Tools to prepare linguistic surveys for Amazon Mechanical Turk
Participants of the Spring 2013 Turkshop at MIT used a pre-release version of turktools. turktools are largely compatible with the version of the tools we presented at the workshop, but there are some changes. Below is a summary of the differences between the pre-release version and the current turktools.
Nothing here has changed. All your old items files should be compatible with the new tools.
Note that we have added the option of hidden fields, which did not exist before. Hidden fields allow you to save as part of your experiment information that you do not want to show to participants but you would still like to have handy for the analysis. For example, you can use a hidden field to indicate expected correct answers to filler items or to comprehension questions. A hidden field is any field that does not have a corresponding field in your template. So if your template had {{field_1}}
and {{field_2}}
, anything in the third line and onward of each item block in your items file will be hidden. See more on hidden fields in the Readme.
We now recommend using the Condition naming convention that we introduced in class as a rule:
> <factor 1 value>-<factor 2 value>-<factor 3 value>-...
The Decoder will automatically create separate columns for each of your factors in your results file, so you don’t have to deal with any regular expressions yourself.
Stay tuned for the option of using separators other than -
in condition names, including a SPACE.
Skeletons with a drop-down menu and with a Likert scale have been added. The biggest difference in the skeletons is that we are now using the tag {{field_n}}
instead of {{trial_n}}
in the older versions. This means that your old skeletons will not be compatible with the new tools – you’ll have to download the new skeletons and copy your existing content (instructions, practice items, consent statement, etc) into the new version.
The Templater now allows for hidden fields, as mentioned above, and it requires the tag {{field_n}}
instead of {{trial_n}}
. Aside from that, using the Templater is no different than it was before.
Nothing changed here.
The Lister is now our tool for generating randomized lists and it has been written from scratch since the Turkshop. You now have the option not to create the reverse of your lists, so the minimum number of lists created is the smallest multiple of the number of conditions in your different sections.
An important change is that in the new Lister, no section is singled out to act as fillers. The Lister will ask you which sections to treat as fillers, and you can choose any number of sections for that purpose. All the sections not designated as fillers will be treated as targets; the targets and the fillers will be randomized within themselves and then fillers will be distributed between the targets according to your requests (you can specify how many fillers should appear between each two target items and at the beginning and end of the list). You can also choose not to have any fillers or to have less fillers than targets.
The output of the Lister is just one file, the randomized xxxxx.turk.csv
file. There is no xxxxx.decode.csv
file anymore.
The Decoder now requires just one file - the raw results file downloaded from AMT after you have run your experiment. You don’t need to also give the Decoder a xxxxx.decode.csv
file (note that such a file is no longer created by the Lister).

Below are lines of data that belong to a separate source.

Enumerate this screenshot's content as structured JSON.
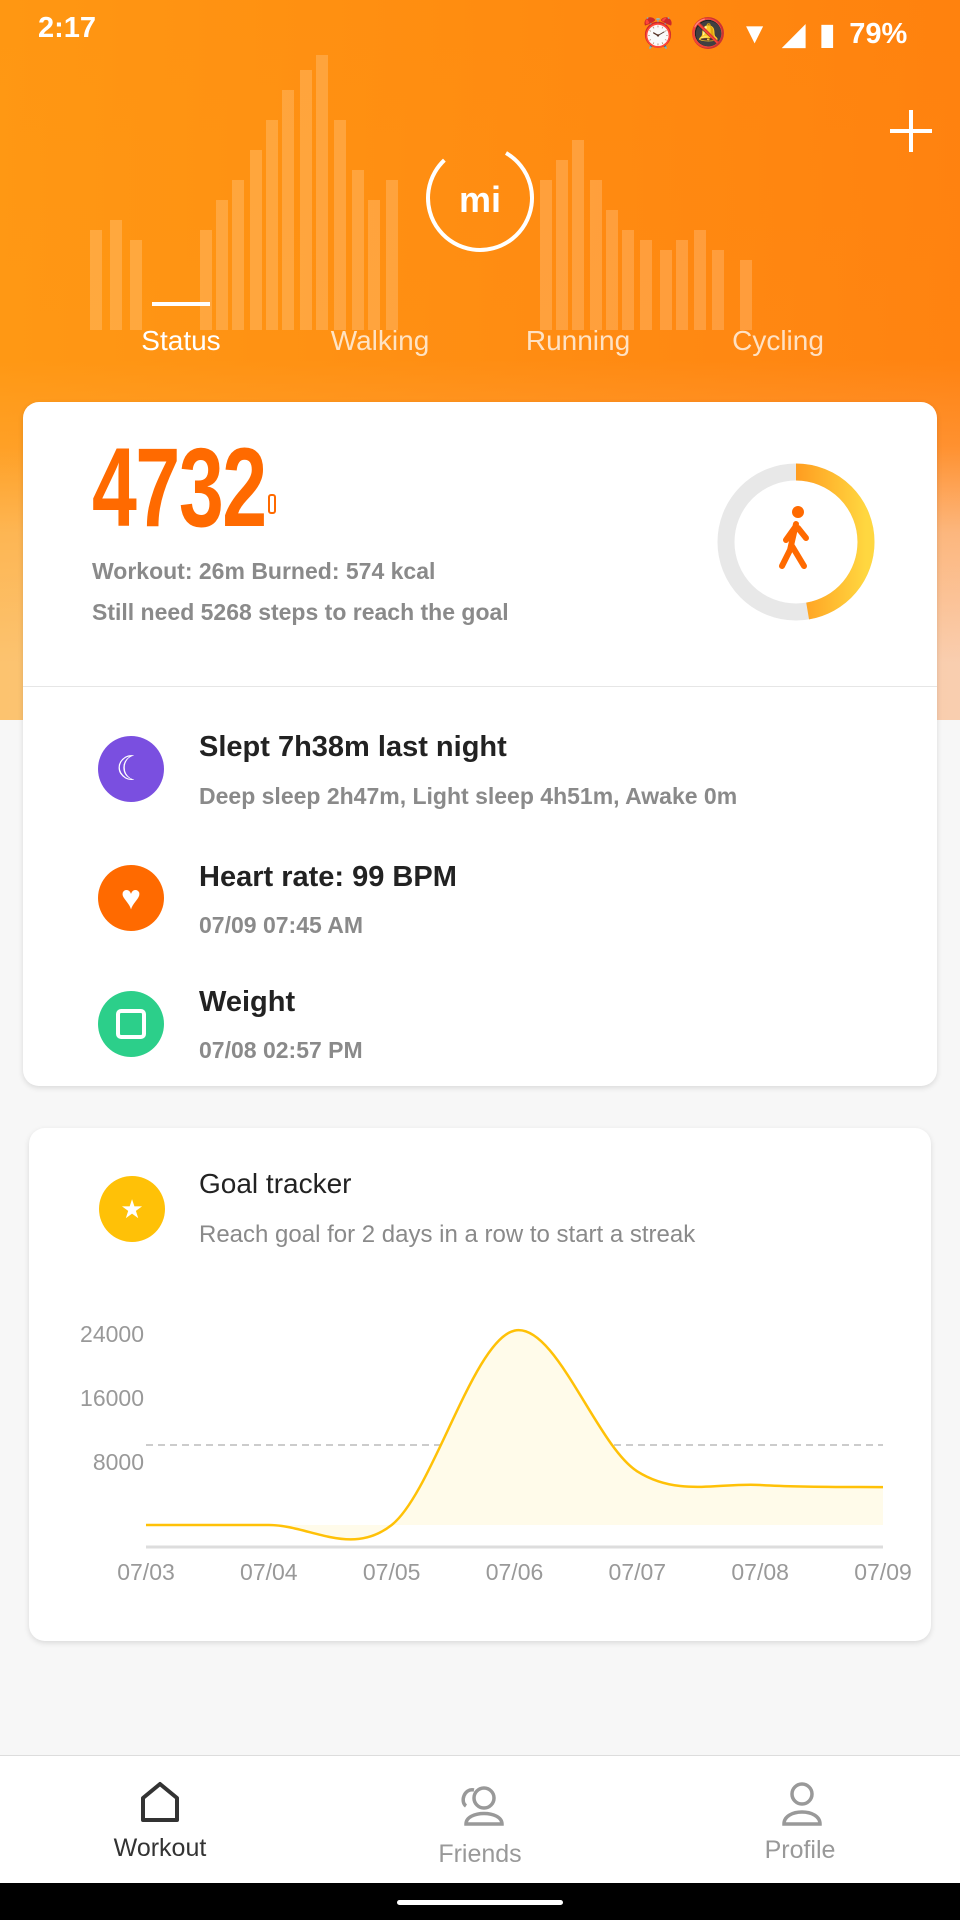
{
  "status_bar": {
    "time": "2:17",
    "battery": "79%"
  },
  "header": {
    "tabs": [
      {
        "label": "Status",
        "active": true
      },
      {
        "label": "Walking"
      },
      {
        "label": "Running"
      },
      {
        "label": "Cycling"
      }
    ],
    "accent": "#ff8a10"
  },
  "steps_card": {
    "steps": "4732",
    "workout_line": "Workout: 26m Burned: 574 kcal",
    "goal_line": "Still need 5268 steps to reach the goal",
    "progress_fraction": 0.4732
  },
  "health_rows": [
    {
      "icon": "moon-icon",
      "color": "#7a4fe0",
      "title": "Slept 7h38m last night",
      "sub": "Deep sleep 2h47m, Light sleep 4h51m, Awake 0m"
    },
    {
      "icon": "heart-icon",
      "color": "#ff6a00",
      "title": "Heart rate: 99 BPM",
      "sub": "07/09 07:45 AM"
    },
    {
      "icon": "scale-icon",
      "color": "#2ccf8a",
      "title": "Weight",
      "sub": "07/08 02:57 PM"
    }
  ],
  "goal_tracker": {
    "title": "Goal tracker",
    "subtitle": "Reach goal for 2 days in a row to start a streak"
  },
  "chart_data": {
    "type": "line",
    "categories": [
      "07/03",
      "07/04",
      "07/05",
      "07/06",
      "07/07",
      "07/08",
      "07/09"
    ],
    "values": [
      0,
      0,
      0,
      24300,
      6700,
      5000,
      4732
    ],
    "goal_line": 10000,
    "y_ticks": [
      "24000",
      "16000",
      "8000"
    ],
    "ylim": [
      0,
      24000
    ],
    "color": "#ffc107",
    "grid": false
  },
  "bottom_nav": [
    {
      "label": "Workout",
      "active": true
    },
    {
      "label": "Friends"
    },
    {
      "label": "Profile"
    }
  ]
}
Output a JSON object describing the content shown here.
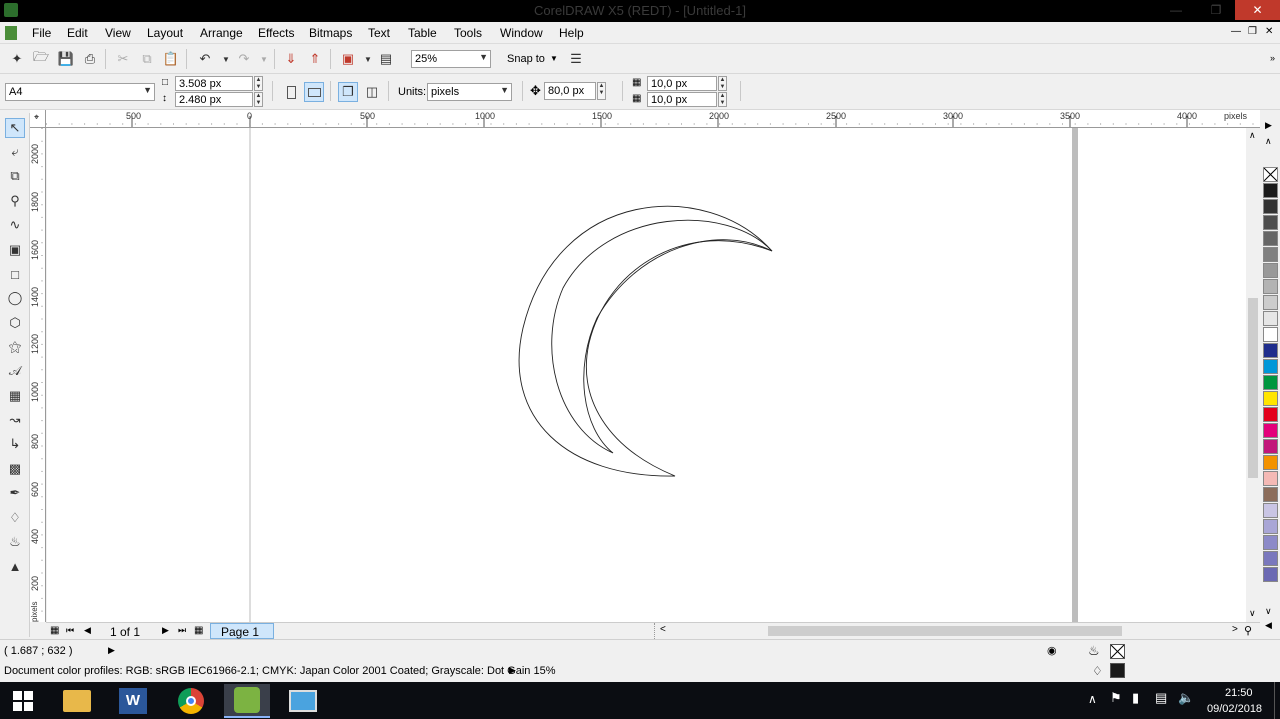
{
  "window": {
    "title": "CorelDRAW X5 (REDT) - [Untitled-1]"
  },
  "menu": [
    "File",
    "Edit",
    "View",
    "Layout",
    "Arrange",
    "Effects",
    "Bitmaps",
    "Text",
    "Table",
    "Tools",
    "Window",
    "Help"
  ],
  "standard_toolbar": {
    "zoom": "25%",
    "snap_to": "Snap to"
  },
  "property_bar": {
    "page_size": "A4",
    "width": "3.508 px",
    "height": "2.480 px",
    "units_label": "Units:",
    "units_value": "pixels",
    "nudge": "80,0 px",
    "dup_x": "10,0 px",
    "dup_y": "10,0 px"
  },
  "ruler": {
    "h_labels": [
      "500",
      "0",
      "500",
      "1000",
      "1500",
      "2000",
      "2500",
      "3000",
      "3500",
      "4000"
    ],
    "h_unit": "pixels",
    "v_labels": [
      "2000",
      "1800",
      "1600",
      "1400",
      "1200",
      "1000",
      "800",
      "600",
      "400",
      "200"
    ],
    "v_unit": "pixels"
  },
  "page_nav": {
    "count": "1 of 1",
    "tab": "Page 1"
  },
  "status": {
    "coords": "( 1.687 ; 632  )",
    "color_profiles": "Document color profiles: RGB: sRGB IEC61966-2.1; CMYK: Japan Color 2001 Coated; Grayscale: Dot Gain 15%"
  },
  "palette_colors": [
    "#ffffff",
    "#1a1a1a",
    "#333333",
    "#4d4d4d",
    "#666666",
    "#808080",
    "#999999",
    "#b3b3b3",
    "#cccccc",
    "#e6e6e6",
    "#ffffff",
    "#1f2d8c",
    "#0097d8",
    "#00963f",
    "#ffe500",
    "#e3001b",
    "#e3007a",
    "#c2167a",
    "#f39200",
    "#f4b9b5",
    "#8c6d5b",
    "#c9c5e4",
    "#a9a6d6",
    "#8c8ac8",
    "#7a78bd",
    "#6b69b3"
  ],
  "taskbar": {
    "time": "21:50",
    "date": "09/02/2018"
  },
  "colors": {
    "accent": "#cfe6fb",
    "close": "#c0392b"
  }
}
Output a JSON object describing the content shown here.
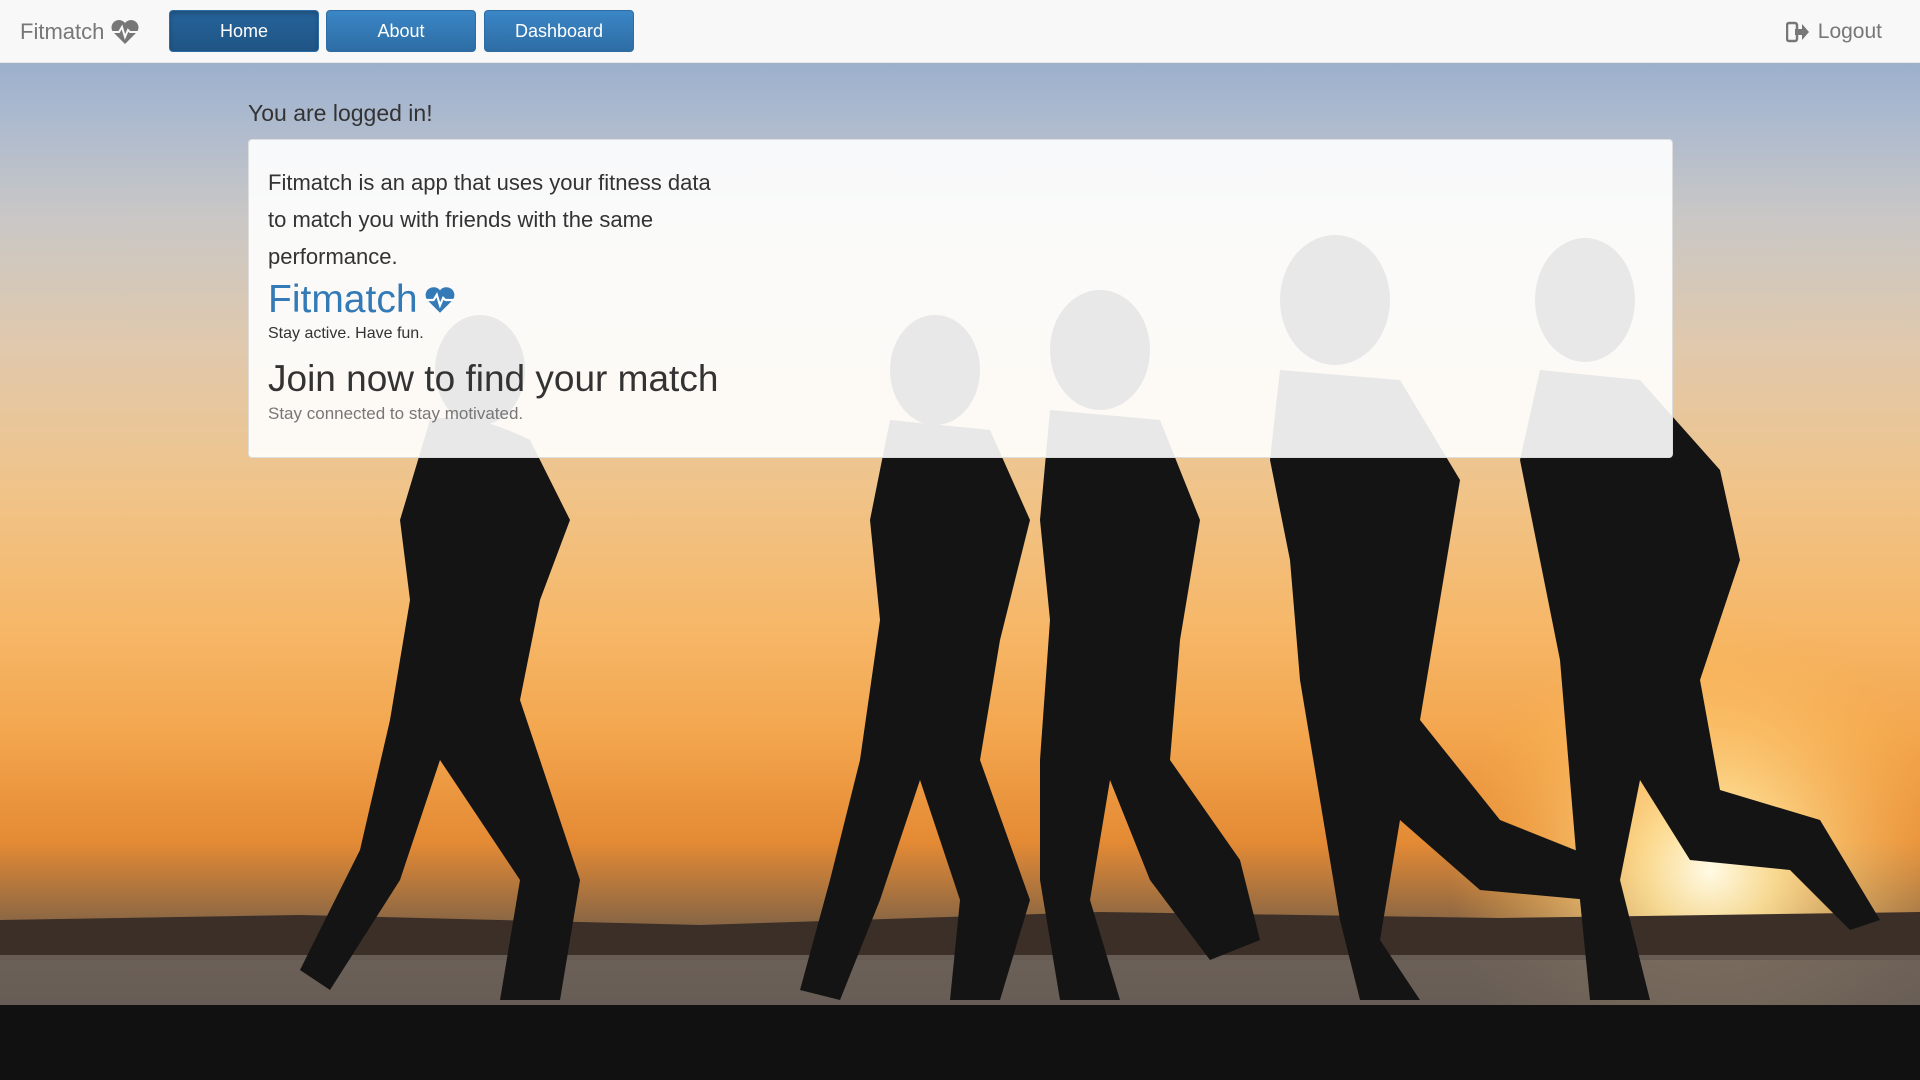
{
  "navbar": {
    "brand": "Fitmatch",
    "brand_icon": "heartbeat-icon",
    "buttons": [
      {
        "label": "Home",
        "active": true
      },
      {
        "label": "About",
        "active": false
      },
      {
        "label": "Dashboard",
        "active": false
      }
    ],
    "logout_label": "Logout",
    "logout_icon": "sign-out-icon"
  },
  "main": {
    "status": "You are logged in!",
    "intro": "Fitmatch is an app that uses your fitness data to match you with friends with the same performance.",
    "app_title": "Fitmatch",
    "tagline": "Stay active. Have fun.",
    "join_heading": "Join now to find your match",
    "join_subtext": "Stay connected to stay motivated."
  },
  "colors": {
    "primary": "#337ab7",
    "navbar_bg": "#f8f8f8",
    "button_active": "#26639a"
  }
}
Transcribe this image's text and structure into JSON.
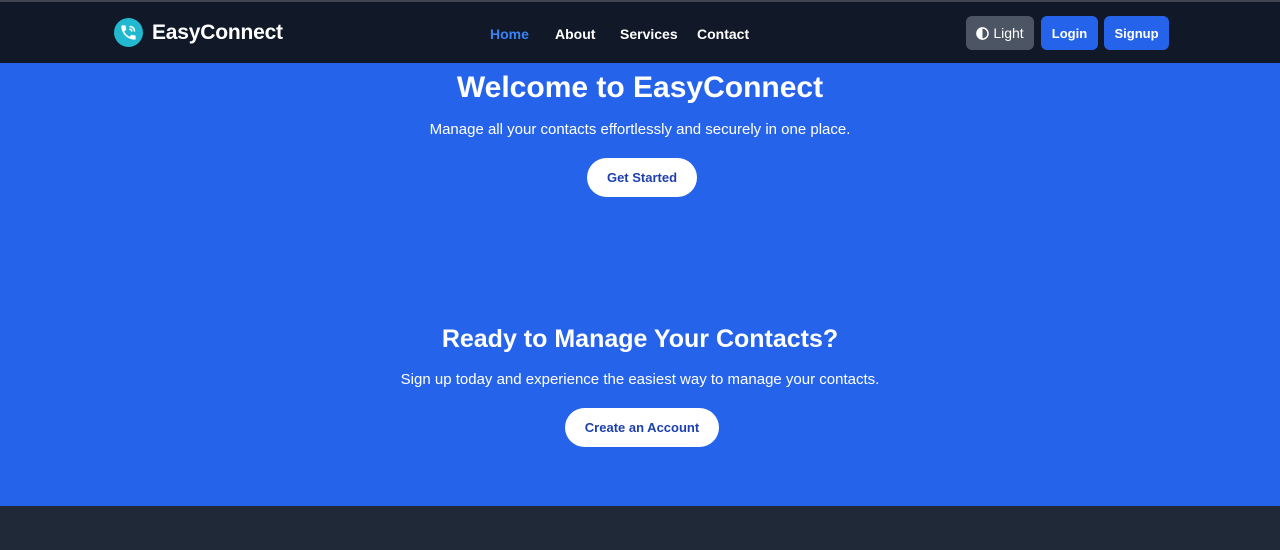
{
  "brand": {
    "name": "EasyConnect",
    "logo_icon": "phone-icon"
  },
  "nav": {
    "links": [
      {
        "label": "Home",
        "active": true
      },
      {
        "label": "About",
        "active": false
      },
      {
        "label": "Services",
        "active": false
      },
      {
        "label": "Contact",
        "active": false
      }
    ],
    "theme_toggle_label": "Light",
    "login_label": "Login",
    "signup_label": "Signup"
  },
  "hero": {
    "title": "Welcome to EasyConnect",
    "subtitle": "Manage all your contacts effortlessly and securely in one place.",
    "cta_label": "Get Started"
  },
  "cta_section": {
    "title": "Ready to Manage Your Contacts?",
    "subtitle": "Sign up today and experience the easiest way to manage your contacts.",
    "cta_label": "Create an Account"
  },
  "colors": {
    "navbar_bg": "#111827",
    "accent": "#2563eb",
    "active_link": "#3b82f6",
    "logo": "#22b8cf",
    "footer_bg": "#1f2937"
  }
}
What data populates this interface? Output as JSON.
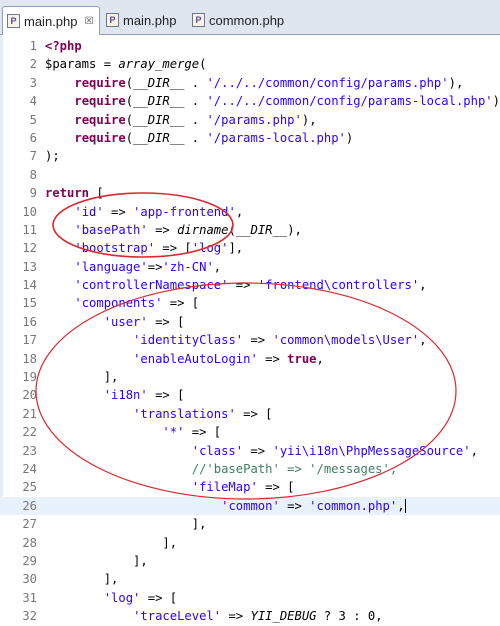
{
  "tabs": [
    {
      "label": "main.php",
      "active": true,
      "close_glyph": "☒"
    },
    {
      "label": "main.php",
      "active": false
    },
    {
      "label": "common.php",
      "active": false
    }
  ],
  "lines": [
    {
      "n": "1",
      "html": "<span class=\"kw\">&lt;?php</span>"
    },
    {
      "n": "2",
      "html": "$params = <span class=\"it\">array_merge</span>("
    },
    {
      "n": "3",
      "html": "    <span class=\"kw\">require</span>(<span class=\"it\">__DIR__</span> . <span class=\"st\">'/../../common/config/params.php'</span>),"
    },
    {
      "n": "4",
      "html": "    <span class=\"kw\">require</span>(<span class=\"it\">__DIR__</span> . <span class=\"st\">'/../../common/config/params-local.php'</span>),"
    },
    {
      "n": "5",
      "html": "    <span class=\"kw\">require</span>(<span class=\"it\">__DIR__</span> . <span class=\"st\">'/params.php'</span>),"
    },
    {
      "n": "6",
      "html": "    <span class=\"kw\">require</span>(<span class=\"it\">__DIR__</span> . <span class=\"st\">'/params-local.php'</span>)"
    },
    {
      "n": "7",
      "html": ");"
    },
    {
      "n": "8",
      "html": ""
    },
    {
      "n": "9",
      "html": "<span class=\"kw\">return</span> ["
    },
    {
      "n": "10",
      "html": "    <span class=\"st\">'id'</span> =&gt; <span class=\"st\">'app-frontend'</span>,"
    },
    {
      "n": "11",
      "html": "    <span class=\"st\">'basePath'</span> =&gt; <span class=\"it\">dirname</span>(<span class=\"it\">__DIR__</span>),"
    },
    {
      "n": "12",
      "html": "    <span class=\"st\">'bootstrap'</span> =&gt; [<span class=\"st\">'log'</span>],"
    },
    {
      "n": "13",
      "html": "    <span class=\"st\">'language'</span>=&gt;<span class=\"st\">'zh-CN'</span>,"
    },
    {
      "n": "14",
      "html": "    <span class=\"st\">'controllerNamespace'</span> =&gt; <span class=\"st\">'frontend\\controllers'</span>,"
    },
    {
      "n": "15",
      "html": "    <span class=\"st\">'components'</span> =&gt; ["
    },
    {
      "n": "16",
      "html": "        <span class=\"st\">'user'</span> =&gt; ["
    },
    {
      "n": "17",
      "html": "            <span class=\"st\">'identityClass'</span> =&gt; <span class=\"st\">'common\\models\\User'</span>,"
    },
    {
      "n": "18",
      "html": "            <span class=\"st\">'enableAutoLogin'</span> =&gt; <span class=\"kw\">true</span>,"
    },
    {
      "n": "19",
      "html": "        ],"
    },
    {
      "n": "20",
      "html": "        <span class=\"st\">'i18n'</span> =&gt; ["
    },
    {
      "n": "21",
      "html": "            <span class=\"st\">'translations'</span> =&gt; ["
    },
    {
      "n": "22",
      "html": "                <span class=\"st\">'*'</span> =&gt; ["
    },
    {
      "n": "23",
      "html": "                    <span class=\"st\">'class'</span> =&gt; <span class=\"st\">'yii\\i18n\\PhpMessageSource'</span>,"
    },
    {
      "n": "24",
      "html": "                    <span class=\"cm\">//'basePath' =&gt; '/messages',</span>"
    },
    {
      "n": "25",
      "html": "                    <span class=\"st\">'fileMap'</span> =&gt; ["
    },
    {
      "n": "26",
      "html": "                        <span class=\"st\">'common'</span> =&gt; <span class=\"st\">'common.php'</span>,<span class=\"caret\"></span>"
    },
    {
      "n": "27",
      "html": "                    ],"
    },
    {
      "n": "28",
      "html": "                ],"
    },
    {
      "n": "29",
      "html": "            ],"
    },
    {
      "n": "30",
      "html": "        ],"
    },
    {
      "n": "31",
      "html": "        <span class=\"st\">'log'</span> =&gt; ["
    },
    {
      "n": "32",
      "html": "            <span class=\"st\">'traceLevel'</span> =&gt; <span class=\"it\">YII_DEBUG</span> ? 3 : 0,"
    }
  ],
  "current_line": "26",
  "annotation_color": "#d9282f"
}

The Decoder will automatically create separate columns for each of your factors based on your condition names. For condition names that look as shown above, three columns will be created: Factor_1
, Factor_2
, and Factor_3
, with the corresponding values for each item stored in the appropriate cells.
Note that the new Decoder is not compatible with results files from experiments that were run during Turkshop. If you need to decode an old results file, contact us for a version of the old Decoder.
Not much has changed. The same basic script that we have used to help some participants look at their data still exists, but the process of using the script is simplified. You only need to read in the decoded results file, and all the information you need should be there. Instead of needing to create a separate file for expected correct answers and merging it with the results, you should now have that information in hidden fields in your decoded results file. There is code to calculate participants’ accuracy based on these hidden fields. Your factors will already be coded as well, and there is a command that will help you rename the factors to give them more meaningful names based on your experiment. This saves you having to use regular expressions yourself. We have also implemented some additional basic graphics that we did not show in class.